Despite the presence of a couple naysayers, the 16th Annual Queer Pride Week enjoyed a colorful opening yesterday with its Queer Carnival in Storke Plaza.
Attendees were greeted with a massage table, an art booth, snacks as well as information from the Student Health Sex and Relationship Interns. While the carnival only lasted from 11 a.m. to 2 p.m. yesterday, queer pride will be a focus of the rest of the week. Workshops will continue through the remainder of the week, concluding with UCSB’s infamous tradition: the Queer Wedding on Friday at 1 p.m. in Storke Plaza.
Groups such as the Associated Students Queer Commission and Friendly Undergraduate Queers In It Together, more commonly known as FUQIT, are participating in the week’s events.
A.S. Queer Commission co-chair and fourth-year global studies major Kalaya’an Mendoza said organizers hope the week’s events help queers to feel comfortable within the community, despite the fear and hate often directed toward them. In an effort to change the word to have a more positive connotation, “queer” has become the generally accepted term at UCSB for such groups as gays, lesbians, bisexuals, transgendered persons and transsexuals.
“Queer Pride Week is a celebration of queer and gender-queer identity,” Mendoza said. “It’s a way to educate the general community that there are still grave atrocities committed against queers.”
Such atrocities include recent incidents such as the one in Iran when two men were executed for being gay, Mendoza said.

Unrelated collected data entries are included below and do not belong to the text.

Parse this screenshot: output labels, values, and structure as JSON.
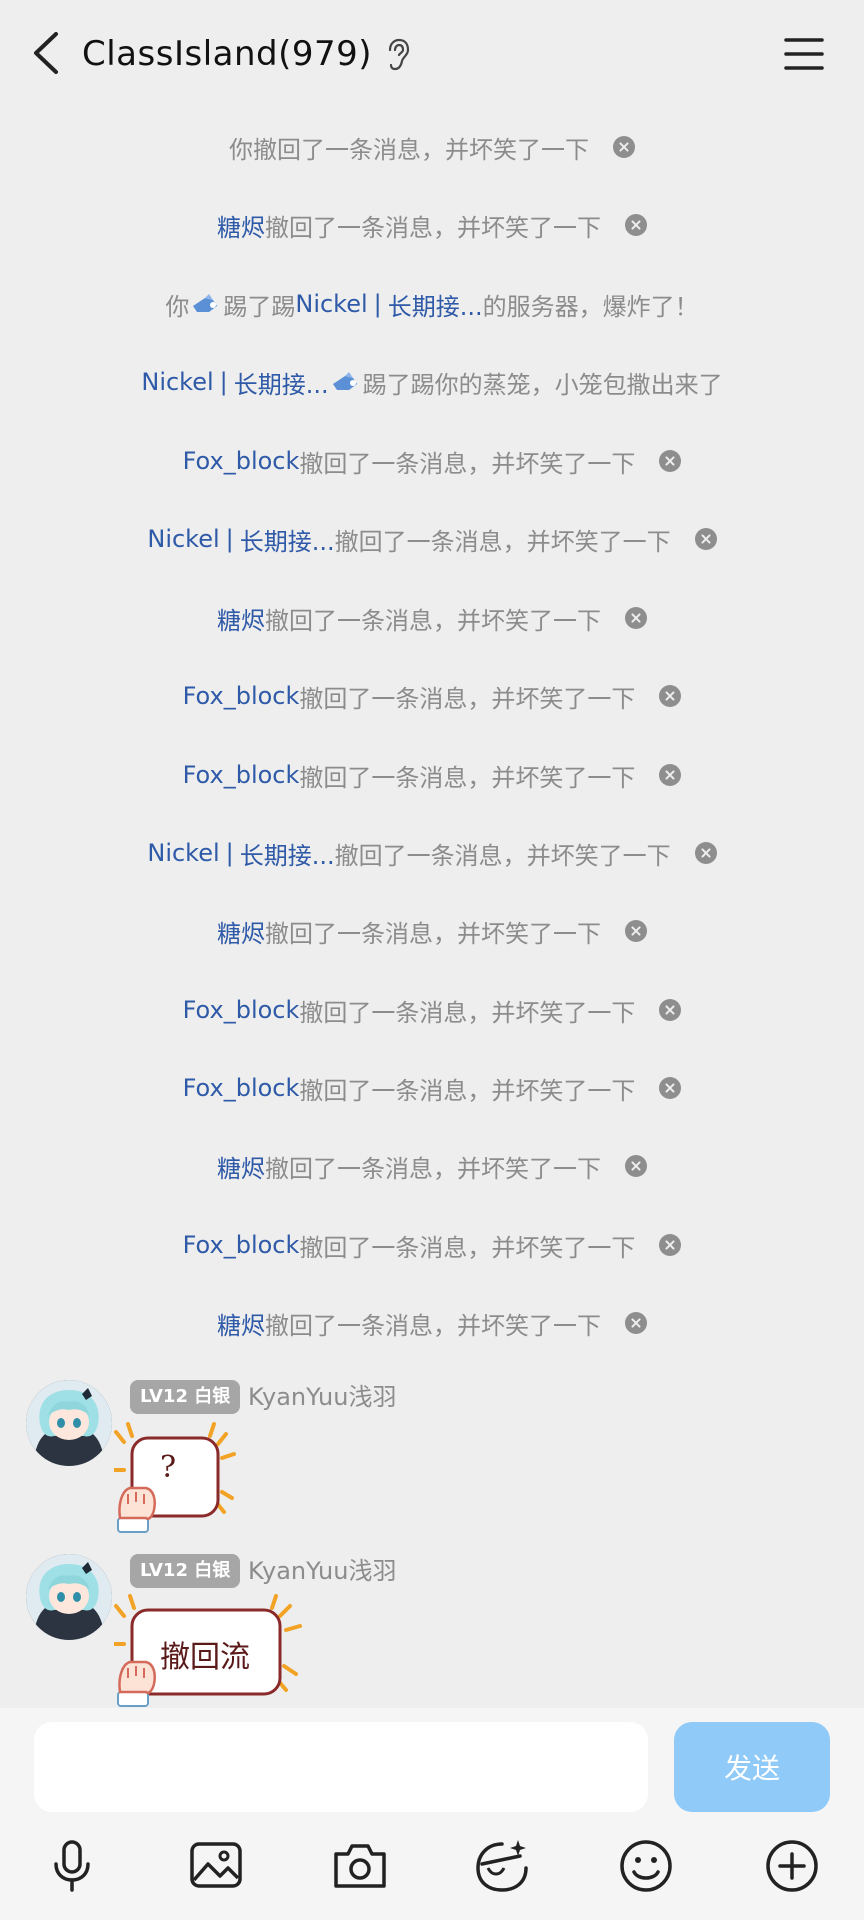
{
  "header": {
    "title": "ClassIsland(979)",
    "back_icon": "back-chevron-icon",
    "ear_icon": "ear-icon",
    "menu_icon": "menu-icon"
  },
  "notices": [
    {
      "prefix": "你",
      "name": "",
      "text": "撤回了一条消息，并坏笑了一下",
      "closable": true
    },
    {
      "prefix": "",
      "name": "糖烬",
      "text": "撤回了一条消息，并坏笑了一下",
      "closable": true
    },
    {
      "prefix": "你",
      "name": "",
      "text": "踢了踢",
      "target_a": "Nickel",
      "sep": "|",
      "target_b": "长期接...",
      "suffix": "的服务器，爆炸了！",
      "poke": true
    },
    {
      "prefix": "",
      "name": "Nickel",
      "sep": "|",
      "name_b": "长期接...",
      "text": "踢了踢你的蒸笼，小笼包撒出来了",
      "poke": true
    },
    {
      "prefix": "",
      "name": "Fox_block",
      "text": "撤回了一条消息，并坏笑了一下",
      "closable": true
    },
    {
      "prefix": "",
      "name": "Nickel",
      "sep": "|",
      "name_b": "长期接...",
      "text": "撤回了一条消息，并坏笑了一下",
      "closable": true
    },
    {
      "prefix": "",
      "name": "糖烬",
      "text": "撤回了一条消息，并坏笑了一下",
      "closable": true
    },
    {
      "prefix": "",
      "name": "Fox_block",
      "text": "撤回了一条消息，并坏笑了一下",
      "closable": true
    },
    {
      "prefix": "",
      "name": "Fox_block",
      "text": "撤回了一条消息，并坏笑了一下",
      "closable": true
    },
    {
      "prefix": "",
      "name": "Nickel",
      "sep": "|",
      "name_b": "长期接...",
      "text": "撤回了一条消息，并坏笑了一下",
      "closable": true
    },
    {
      "prefix": "",
      "name": "糖烬",
      "text": "撤回了一条消息，并坏笑了一下",
      "closable": true
    },
    {
      "prefix": "",
      "name": "Fox_block",
      "text": "撤回了一条消息，并坏笑了一下",
      "closable": true
    },
    {
      "prefix": "",
      "name": "Fox_block",
      "text": "撤回了一条消息，并坏笑了一下",
      "closable": true
    },
    {
      "prefix": "",
      "name": "糖烬",
      "text": "撤回了一条消息，并坏笑了一下",
      "closable": true
    },
    {
      "prefix": "",
      "name": "Fox_block",
      "text": "撤回了一条消息，并坏笑了一下",
      "closable": true
    },
    {
      "prefix": "",
      "name": "糖烬",
      "text": "撤回了一条消息，并坏笑了一下",
      "closable": true
    }
  ],
  "messages": [
    {
      "badge": "LV12 白银",
      "sender": "KyanYuu浅羽",
      "sticker_text": "?"
    },
    {
      "badge": "LV12 白银",
      "sender": "KyanYuu浅羽",
      "sticker_text": "撤回流"
    }
  ],
  "input": {
    "value": "",
    "send_label": "发送"
  },
  "toolbar": {
    "icons": [
      "microphone-icon",
      "image-icon",
      "camera-icon",
      "emoji-face-icon",
      "smiley-icon",
      "plus-circle-icon"
    ]
  },
  "colors": {
    "background": "#eeeeee",
    "name_link": "#2f5aa8",
    "notice_gray": "#8c8c8c",
    "send_button": "#8fcaf8",
    "badge": "#a6a6a6"
  }
}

While acknowledging the presence of homophobia, Mendoza said this year’s Queer Week opened with the jubilance of the Queer Carnival to emphasize the recent gains for queer rights in the U.S.
“Normally, we start with an opening rally but we wanted to start with a celebratory event because there were a lot of victories won by queer communities in recent years,” he said.
However, while Mendoza was giving a carnival welcome speech, one of two men wearing sweatshirts and hats emblazoned with the phrase “Trust Jesus” booed the crowd and gave a thumb-downs gesture, visibly shocking the organizers of the event.
The men said they were not affiliated with any group, but were on campus to preach Jesus’s teachings. They said it was a coincidence that they came on the same day of the Queer Carnival.
Queer Student Union co-chair and third-year women’s studies and history major Tanya Paperny said the group started the queer week yesterday as opposed to Monday out of “respect for the immigrant protests” held that day.
As for Friday’s ceremony, Paperny said the Queer Wedding is usually a well-attended event.
“This will be the 16th annual Queer Wedding; last year we had between 100 and 200 [people],” Paperny said. “It’s officiated by Michael Young, who is the vice chancellor of student affairs. Some of the participants are long-time couples. Some people come in groups of three or more … It can be whatever people want it to be.”
Yet, Paperny said the right to marry is not every queer’s priority during the pride week.
“Not everyone in the queer community is fighting for marriage,” Paperny said. “Many are more concerned about violence against queer folk. The right to marry is not the final frontier.”
Third-year Asian American studies major Yvonne Tran said she was participating in the carnival by making paper cutouts of hearts to decorate Storke Plaza for Friday’s weddings.
“I think this is a good intro with the carnival,” Tran said. “It’s a good space to learn what queerness is and to celebrate it.”
QSU advisor Jack Rivas said he has worked with queer issues student groups for many years, advising them on how to host such events. He said he thinks the Queer Carnival was a great way to start the week.
“I think it’s a clever idea to start with a carnival.” Rivas said. “It’s really a celebration that way. Then we can get into the education later in the week with the workshops. The purpose [of the week] is multi-faceted: celebrate; talk about the good connections we have working with other groups on campus; and educating the campus on queer issues and the various challenges that [lesbians, gays, bisexuals and transgendered persons] face.”
Some of the main events scheduled for the week are a queer-ally workshop toda from 3 until 5 p.m. led by Rivas, the GenderFuck Lunch tomorrow from noon until 1 p.m. in the Arbor and Fem*Sex from noon until 7 p.m. in the Women’s Center on Saturday.